In this issue of MQR, Kenneth Eshleman, Associate Professor of Political Science at Messiah College, raises some provocative questions about the MCC Washington office. His analysis of the voting records published by the Peace Section and the positions they have advocated suggests that the office has not generally represented the political viewpoints of the majority of voting Mennonites; nor has its manner of addressing the state been distinctive from that of other religious lobbying groups. Eshleman’s conclusions-seen in the light of recent scholarship on Mennonite peacemaking-should spark a healthy conversation.
Subsequent essays in this issue all come from the pens of younger scholars or independent researchers. Craig Hovey, a student of Christian Ethics at Fuller Theological Seminary, offers a fresh perspective on the Swiss Brethren view of the Lord’s Supper by drawing on the cultural-linguistic theories of theologian George Lindbeck. According to Hovey, Lindbeck’s approach helps to clarify the interdependence of doctrine and ethics in the Swiss Brethren theology of communion and to anchor firmly their understanding of Christian discipleship within the context of the church.
Travis Moger, a doctoral student in history at the University of California, brings a comparative perspective to the sixteenth-century phenomenon of iconoclasm-the righteous destruction of religious images advocated by several reformers in the early years of the Reformation. Moger examines the iconoclastic pamphlets of Andreas Karlstadt, Ludwig Htzer and Clemens Ziegler within their respective urban contexts of Wittenberg, Zrich and Strassburg. In each instance, he argues, local and individual motives played at least as significant a role in iconoclastic writings and actions as did appeals to formal ideology or evangelical doctrine.
In the following essay, independent researcher James Lowry of Hagerstown, Maryland calls attention to a long-neglected figure in Dutch Mennonite history-the pastor, theologian and biblical scholar Pieter Jansz Twisck (1565-1636). Among Twisck’s many writings was the Schriftuerelijcke Vereeniginge, or Scripture Harmonization (1623), a lengthy compendium of seemingly contradictory biblical passages which Twisck then explicated and resolved in his subsequent commentary. Lowry summarizes Twisck’s hermeneutical approach, comparing it favorably to that of Menno Simons, and then follows with a translation of the preface to Scripture Harmonization in which Twisck explains his principles of Biblical interpretation. Lowry’s article should encourage other scholars to examine more deeply the rich corpus of Twisck’s theological legacy.
DesAnne J. Hippe, a doctoral student in theology at Marquette University, provides a thoughtful analysis of the concept of “need,” especially as it relates to the work of relief and service organizations such as Mennonite Central Committee. Needs, she argues, never exist independent of a complex set of variables-they are always conditioned by the ends that they serve as well as by the conditions and people in which they are found. Though her analysis does not resolve the dilemmas that often emerge as the church attempts to respond faithfully to circumstances of need, it does offer a helpful framework for thinking carefully about the nature of such decisions.
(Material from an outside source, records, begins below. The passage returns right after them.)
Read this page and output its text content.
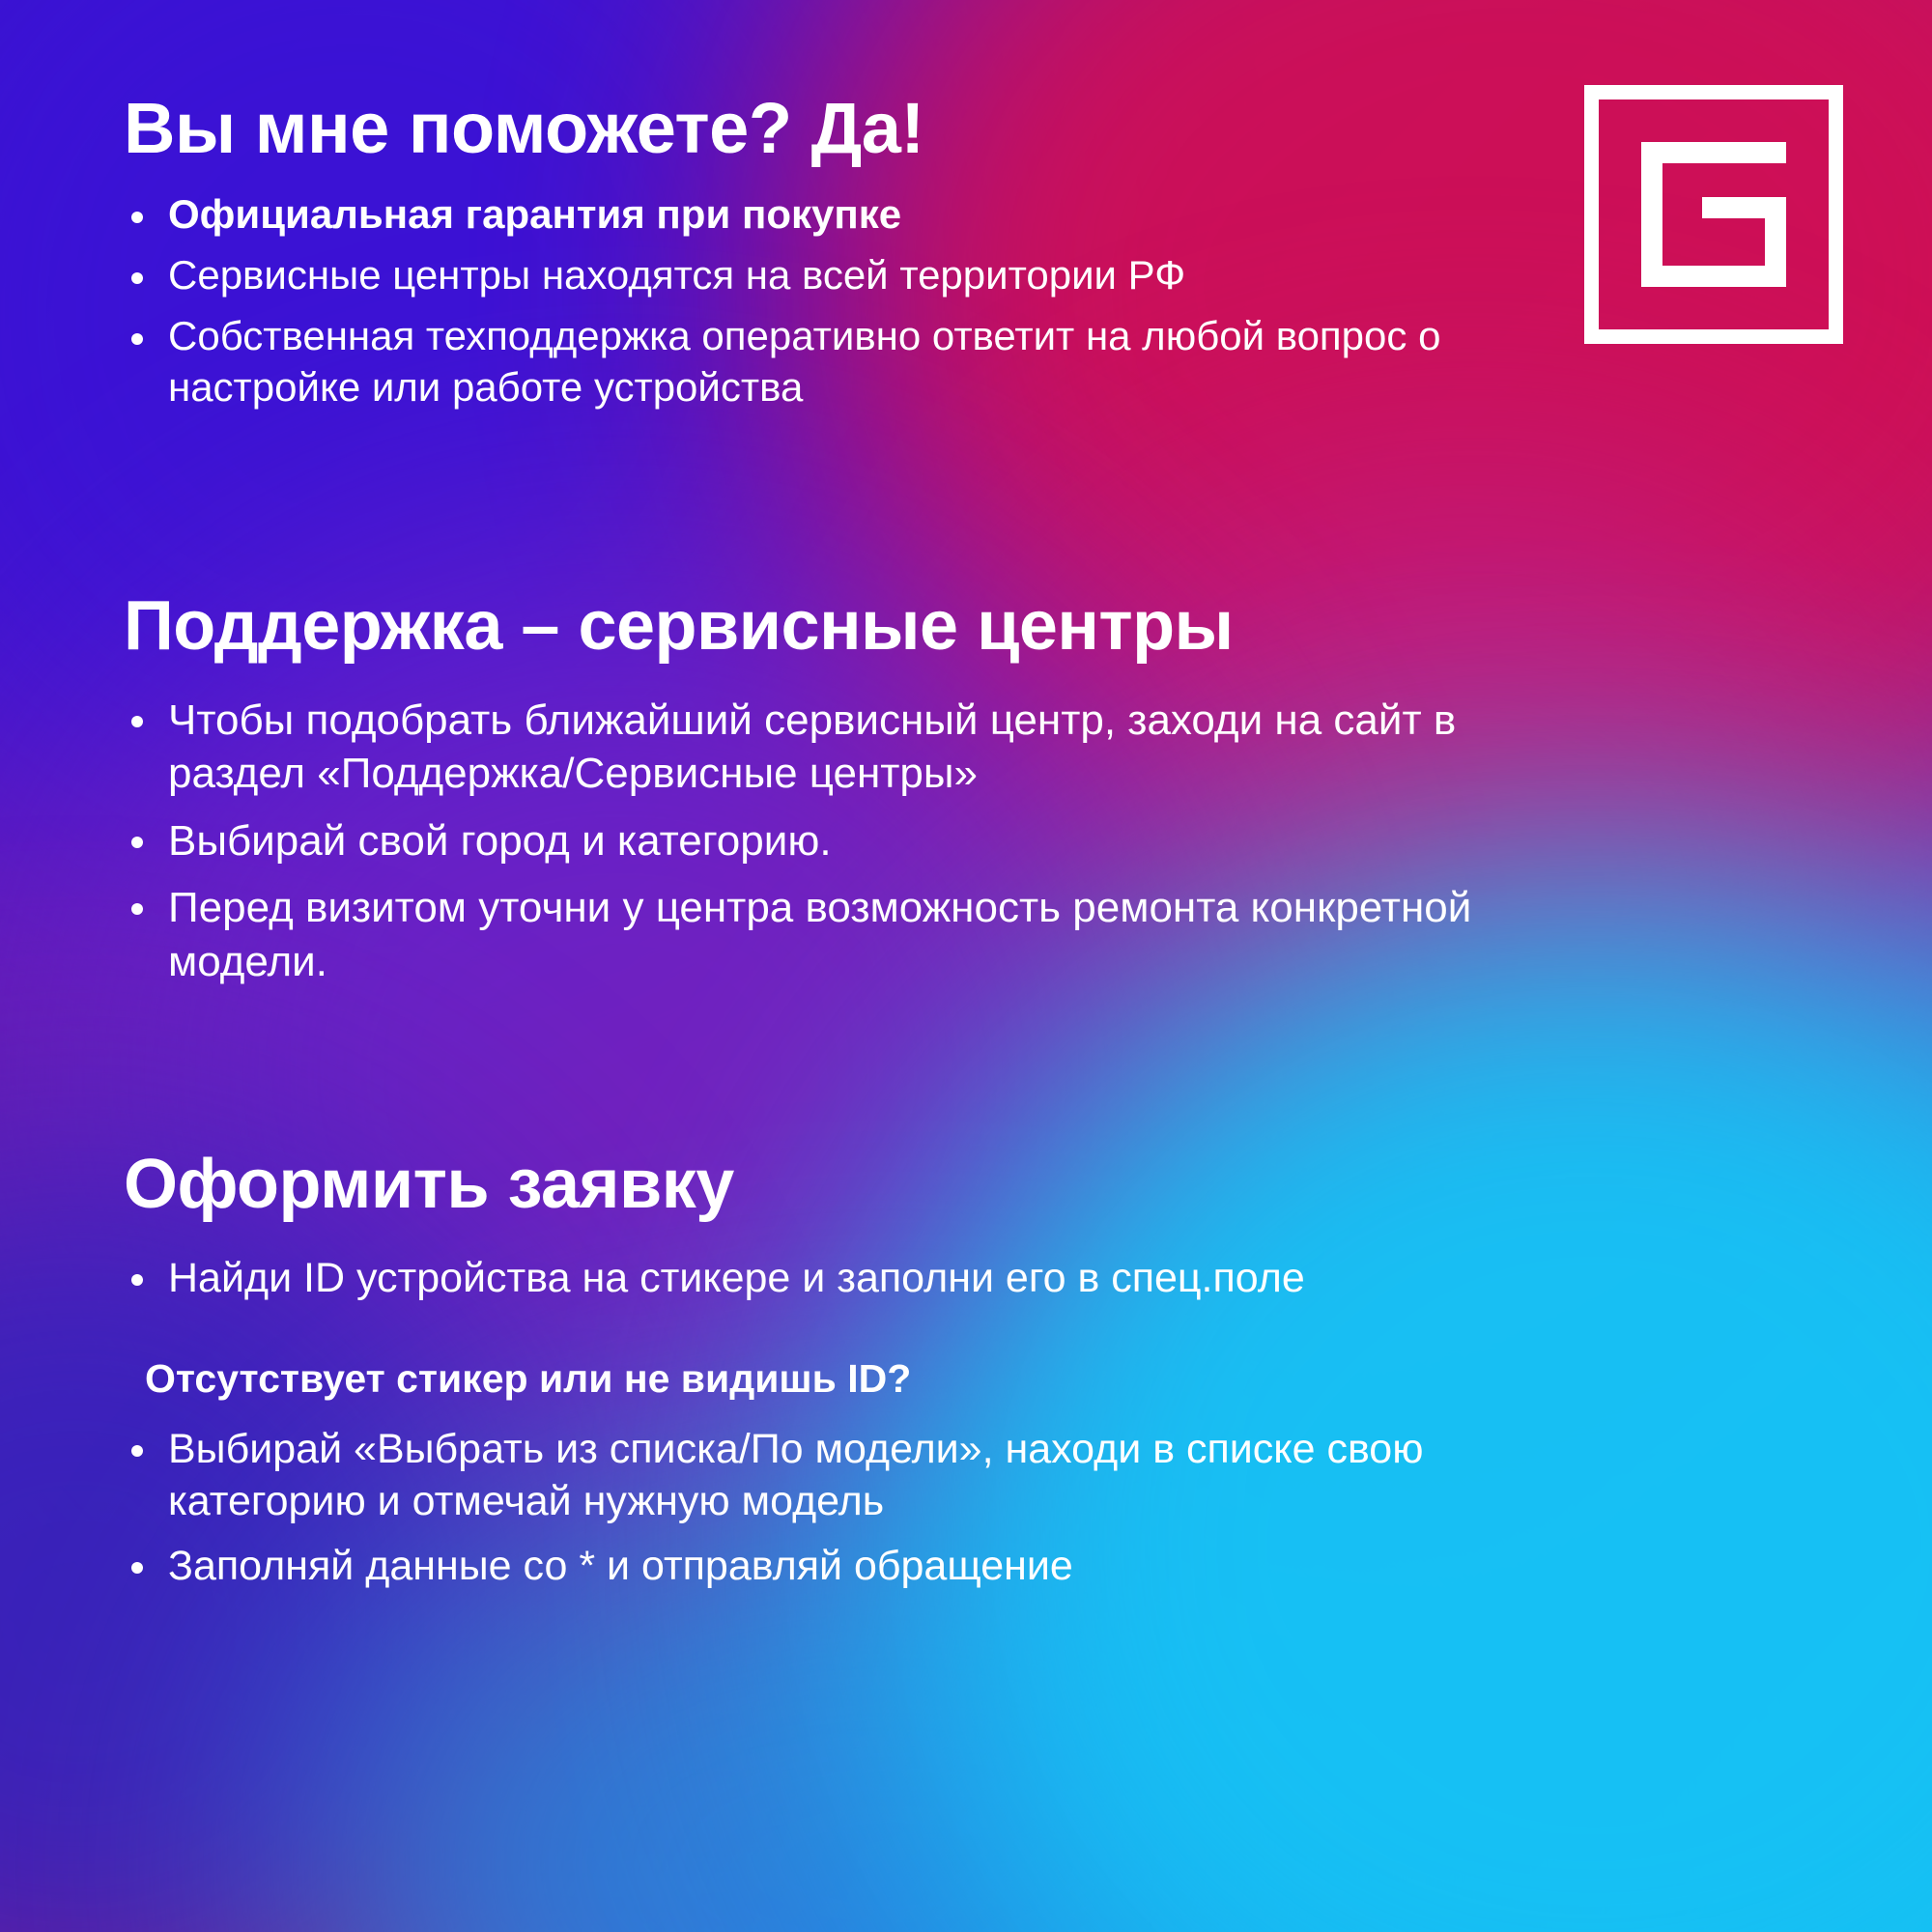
Вы мне поможете? Да!
Официальная гарантия при покупке
Сервисные центры находятся на всей территории РФ
Собственная техподдержка оперативно ответит на любой вопрос о настройке или работе устройства
Поддержка – сервисные центры
Чтобы подобрать ближайший сервисный центр, заходи на сайт в раздел «Поддержка/Сервисные центры»
Выбирай свой город и категорию.
Перед визитом уточни у центра возможность ремонта конкретной модели.
Оформить заявку
Найди ID устройства на стикере и заполни его в спец.поле
Отсутствует стикер или не видишь ID?
Выбирай «Выбрать из списка/По модели», находи в списке свою категорию и отмечай нужную модель
Заполняй данные со * и отправляй обращение
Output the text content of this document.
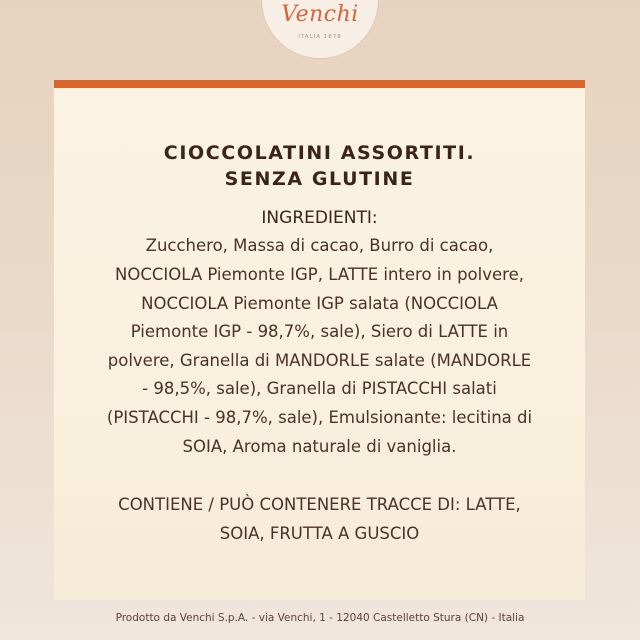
Venchi
ITALIA 1878
CIOCCOLATINI ASSORTITI.
SENZA GLUTINE
INGREDIENTI:
Zucchero, Massa di cacao, Burro di cacao,
NOCCIOLA Piemonte IGP, LATTE intero in polvere,
NOCCIOLA Piemonte IGP salata (NOCCIOLA
Piemonte IGP - 98,7%, sale), Siero di LATTE in
polvere, Granella di MANDORLE salate (MANDORLE
- 98,5%, sale), Granella di PISTACCHI salati
(PISTACCHI - 98,7%, sale), Emulsionante: lecitina di
SOIA, Aroma naturale di vaniglia.
CONTIENE / PUÒ CONTENERE TRACCE DI: LATTE,
SOIA, FRUTTA A GUSCIO
Prodotto da Venchi S.p.A. - via Venchi, 1 - 12040 Castelletto Stura (CN) - Italia
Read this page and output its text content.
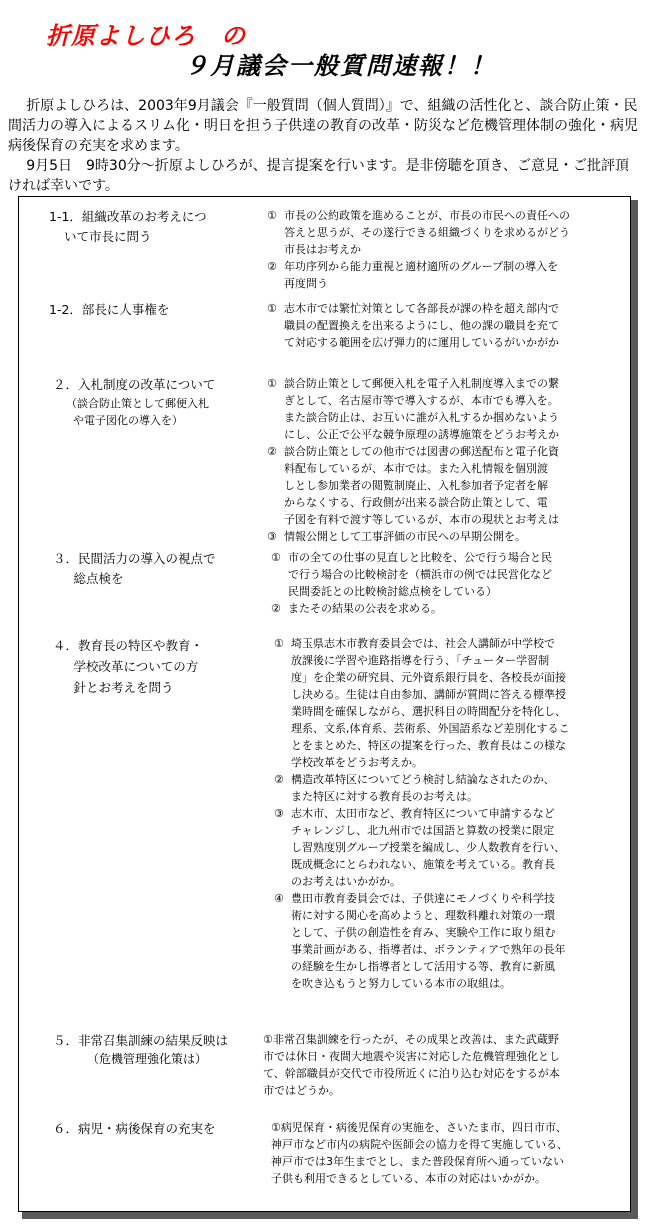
折原よしひろ　の
９月議会一般質問速報！！

折原よしひろは、2003年9月議会『一般質問（個人質問）』で、組織の活性化と、談合防止策・民間活力の導入によるスリム化・明日を担う子供達の教育の改革・防災など危機管理体制の強化・病児病後保育の充実を求めます。

9月5日　9時30分～折原よしひろが、提言提案を行います。是非傍聴を頂き、ご意見・ご批評頂ければ幸いです。

1-1．組織改革のお考えにつ
いて市長に問う
① 市長の公約政策を進めることが、市長の市民への責任への
答えと思うが、その遂行できる組織づくりを求めるがどう
市長はお考えか
② 年功序列から能力重視と適材適所のグループ制の導入を
再度問う
1-2．部長に人事権を	① 志木市では繁忙対策として各部長が課の枠を超え部内で
職員の配置換えを出来るようにし、他の課の職員を充て
て対応する範囲を広げ弾力的に運用しているがいかがか
２．入札制度の改革について
（談合防止策として郵便入札
や電子図化の導入を）
① 談合防止策として郵便入札を電子入札制度導入までの繋
ぎとして、名古屋市等で導入するが、本市でも導入を。
また談合防止は、お互いに誰が入札するか掴めないよう
にし、公正で公平な競争原理の誘導施策をどうお考えか
② 談合防止策としての他市では図書の郵送配布と電子化資
料配布しているが、本市では。また入札情報を個別渡
しとし参加業者の閲覧制廃止、入札参加者予定者を解
からなくする、行政側が出来る談合防止策として、電
子図を有料で渡す等しているが、本市の現状とお考えは
③ 情報公開として工事評価の市民への早期公開を。
３．民間活力の導入の視点で
　総点検を
① 市の全ての仕事の見直しと比較を、公で行う場合と民
で行う場合の比較検討を（横浜市の例では民営化など
民間委託との比較検討総点検をしている）
② またその結果の公表を求める。
４．教育長の特区や教育・
　学校改革についての方
　針とお考えを問う
① 埼玉県志木市教育委員会では、社会人講師が中学校で
放課後に学習や進路指導を行う、「チューター学習制
度」を企業の研究員、元外資系銀行員を、各校長が面接
し決める。生徒は自由参加、講師が質問に答える標準授
業時間を確保しながら、選択科目の時間配分を特化し、
理系、文系,体育系、芸術系、外国語系など差別化するこ
とをまとめた、特区の提案を行った、教育長はこの様な
学校改革をどうお考えか。
② 構造改革特区についてどう検討し結論なされたのか、
また特区に対する教育長のお考えは。
③ 志木市、太田市など、教育特区について申請するなど
チャレンジし、北九州市では国語と算数の授業に限定
し習熟度別グループ授業を編成し、少人数教育を行い、
既成概念にとらわれない、施策を考えている。教育長
のお考えはいかがか。
④ 豊田市教育委員会では、子供達にモノづくりや科学技
術に対する関心を高めようと、理数科離れ対策の一環
として、子供の創造性を育み、実験や工作に取り組む
事業計画がある、指導者は、ボランティアで熟年の長年
の経験を生かし指導者として活用する等、教育に新風
を吹き込もうと努力している本市の取組は。
５．非常召集訓練の結果反映は
（危機管理強化策は）
①非常召集訓練を行ったが、その成果と改善は、また武蔵野
市では休日・夜間大地震や災害に対応した危機管理強化とし
て、幹部職員が交代で市役所近くに泊り込む対応をするが本
市ではどうか。
６．病児・病後保育の充実を	①病児保育・病後児保育の実施を、さいたま市、四日市市、
神戸市など市内の病院や医師会の協力を得て実施している、
神戸市では3年生までとし、また普段保育所へ通っていない
子供も利用できるとしている、本市の対応はいかがか。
In a concluding research note Martin Rothkegel describes another of his recent archival discoveries-in this case, several extensive manuscripts from the Staats- und Universittsbibliothek in Hamburg containing writings of the sixteenth-century Dutch radical David Joris. Rothkegel has identified published versions of several of these manuscripts, but other texts require more careful study to determine whether or not they are previously unknown works by Joris.
We hope readers will enjoy the variety of topics presented in this issue of MQR.